Adena Borodkin <boro0038@umn.edu>
- Tuesday, September 17, 2002 at 16:18:03 (CDT)
The use of composites in posterior restorations seems like the most ideal treatment after hearing the presentation today. It was interesting to see the success of composite restorations compared with amalgams in posterior teeth. Have there been any studies specifically done with class II composites? I have heard a few dentists say that they question the efficacy of class II composite restorations.
Brandon Owen <owen0133@umn.edu>
- Tuesday, September 17, 2002 at 15:33:25 (CDT)
I find it interesting that the vast majority of amalgams are replaced due to secondary caries. Maybe we should be taking a little more time to explain the importance of oral hygiene around restorations.
Roxane Huber <hube0079@tc.umn.edu>
- Tuesday, September 17, 2002 at 15:10:00 (CDT)
I found it interesting that amalgams and composites had such similar survival times. I had always hear that composites don't last as long as amalgams. I am wondering how often composites are replaced for "recurrent decay" or if they are often replaced because of staining???
Carrie Carlson <lebl0022@umn.edu>
- Tuesday, September 17, 2002 at 14:36:56 (CDT)
I am wondering...is there any data available on the longevity of composite resorations placed by students at the dental school? My dentist who works in St. Paul mentioned that he has to "re-do" many of the composites previously placed by students at the U of M, and he believes the composites fail because of water in the air spray, or something to do with our water lines. Has anyone heard this before?
Emily Vober <vobe0003@tc.umn.edu>
- Tuesday, September 17, 2002 at 14:30:02 (CDT)
I think that we as the next generation of dental professionals need to treat dental disease in a wholistic way according to the evidenced based model of dentistry. The material chosen to restore teeth does not put an individual in a group of traditionalists rather the attitude is what reflects the clinicians rationale for treatment. It is also imperative to not focus on the model to such an extent that one forgets to treat each individual with respect to their situation. For example should we treat an individual that presents with incipient decay if they are caries active and won't be able to come again for some time.
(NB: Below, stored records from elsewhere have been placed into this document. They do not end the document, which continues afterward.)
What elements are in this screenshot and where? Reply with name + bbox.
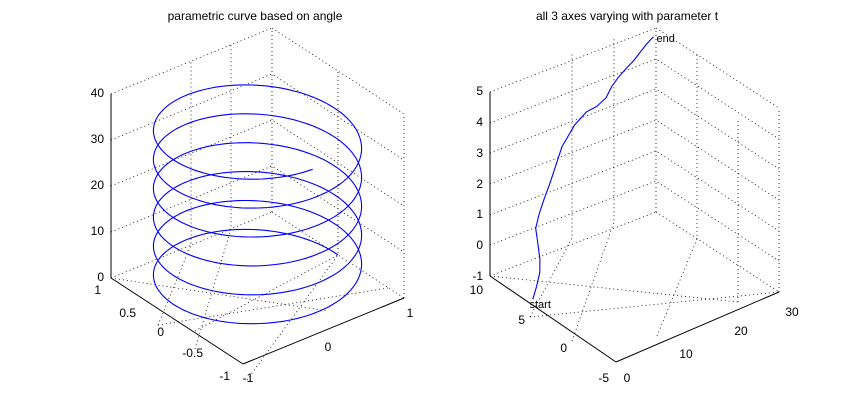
chart-left: parametric curve based on angle 0	[91, 9, 414, 385]
grid-left-x-mid	[194, 71, 339, 332]
chart-right-x-axis-line	[615, 291, 780, 363]
chart-right-y-tick-0: 0	[560, 341, 567, 355]
grid-left-z20	[110, 119, 405, 207]
grid-r-z3	[489, 88, 780, 170]
grid-r-back-left-floor-edge	[489, 211, 657, 277]
chart-right-z-tick-4: 4	[476, 115, 483, 129]
chart-left-z-tick-40: 40	[91, 86, 105, 100]
chart-left-y-tick-0: 0	[157, 325, 164, 339]
chart-left-z-tick-10: 10	[91, 224, 105, 238]
grid-left-z30	[110, 73, 405, 161]
chart-left-grid	[110, 27, 405, 381]
chart-right-z-tick-1: 1	[476, 207, 483, 221]
chart-right-series-curve	[532, 36, 654, 300]
chart-right-grid	[489, 27, 780, 342]
chart-left-series-helix	[152, 84, 363, 325]
chart-right-y-tick--5: -5	[598, 371, 609, 385]
chart-right-x-tick-10: 10	[679, 347, 693, 361]
chart-right-axes	[489, 92, 780, 363]
grid-back-left-floor-edge	[110, 211, 273, 279]
chart-left-x-tick-1: 1	[407, 306, 414, 320]
chart-right-ticks: -1 0 1 2 3 4 5 10 5 0 -5 0 10 20 30	[470, 84, 799, 385]
grid-left-floor-y	[246, 254, 339, 381]
grid-r-z0	[489, 180, 780, 262]
chart-left-z-tick-30: 30	[91, 132, 105, 146]
grid-r-back-right-floor-edge	[655, 211, 780, 293]
grid-back-right-top-edge	[271, 27, 405, 115]
chart-left-axes	[110, 94, 405, 365]
chart-left-x-tick--1: -1	[243, 371, 254, 385]
chart-right-x-tick-0: 0	[624, 371, 631, 385]
annotation-start: start	[530, 299, 551, 311]
chart-right: all 3 axes varying with parameter t	[470, 9, 799, 385]
chart-right-x-tick-20: 20	[734, 324, 748, 338]
chart-left-y-tick--0.5: -0.5	[182, 346, 203, 360]
chart-left-ticks: 0 10 20 30 40 1 0.5 0 -0.5 -1 -1 0 1	[91, 86, 414, 385]
chart-right-z-tick--1: -1	[472, 269, 483, 283]
grid-r-back-left-top-edge	[489, 27, 657, 93]
chart-left-x-axis-line	[242, 297, 405, 365]
grid-left-floor-x	[110, 277, 329, 312]
chart-left-z-tick-20: 20	[91, 178, 105, 192]
grid-r-y5	[529, 54, 573, 318]
chart-left-z-tick-0: 0	[97, 270, 104, 284]
chart-left-y-tick--1: -1	[219, 369, 230, 383]
chart-left-x-tick-0: 0	[325, 340, 332, 354]
chart-left-title: parametric curve based on angle	[168, 9, 343, 23]
chart-right-z-tick-3: 3	[476, 146, 483, 160]
grid-r-floor-x	[489, 275, 739, 303]
grid-r-x10	[656, 55, 698, 337]
chart-left-y-tick-0.5: 0.5	[119, 306, 136, 320]
chart-right-y-axis-line	[489, 275, 617, 363]
grid-r-z4	[489, 58, 780, 140]
chart-right-y-tick-10: 10	[470, 283, 484, 297]
chart-left-y-tick-1: 1	[94, 283, 101, 297]
grid-r-y0	[571, 38, 615, 342]
chart-right-z-tick-2: 2	[476, 177, 483, 191]
grid-r-z2	[489, 119, 780, 201]
annotation-end: end	[657, 33, 675, 45]
grid-left-y-mid	[157, 61, 192, 326]
chart-right-title: all 3 axes varying with parameter t	[536, 9, 719, 23]
chart-right-z-tick-5: 5	[476, 84, 483, 98]
grid-r-back-right-top-edge	[655, 27, 780, 109]
chart-right-y-tick-5: 5	[518, 313, 525, 327]
grid-left-floor-x2	[157, 287, 389, 326]
chart-left-y-axis-line	[110, 277, 244, 365]
grid-r-floor-x2	[529, 291, 780, 318]
chart-right-x-tick-30: 30	[785, 305, 799, 319]
grid-r-z1	[489, 150, 780, 232]
grid-back-left-top-edge	[110, 27, 273, 95]
chart-right-z-tick-0: 0	[476, 238, 483, 252]
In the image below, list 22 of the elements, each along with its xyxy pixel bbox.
I propose that we do in this case restore conservatively.
Will Manke <mank0027@umn.edu>
- Tuesday, September 17, 2002 at 13:06:40 (CDT)
I think that it is interesting that the survival rates for amalgam and composite are so similar. I suppose that there are instances where amalgams have lasted fifty years and could connote durability for that reason, but composite hasn't been used long enough to yield such results.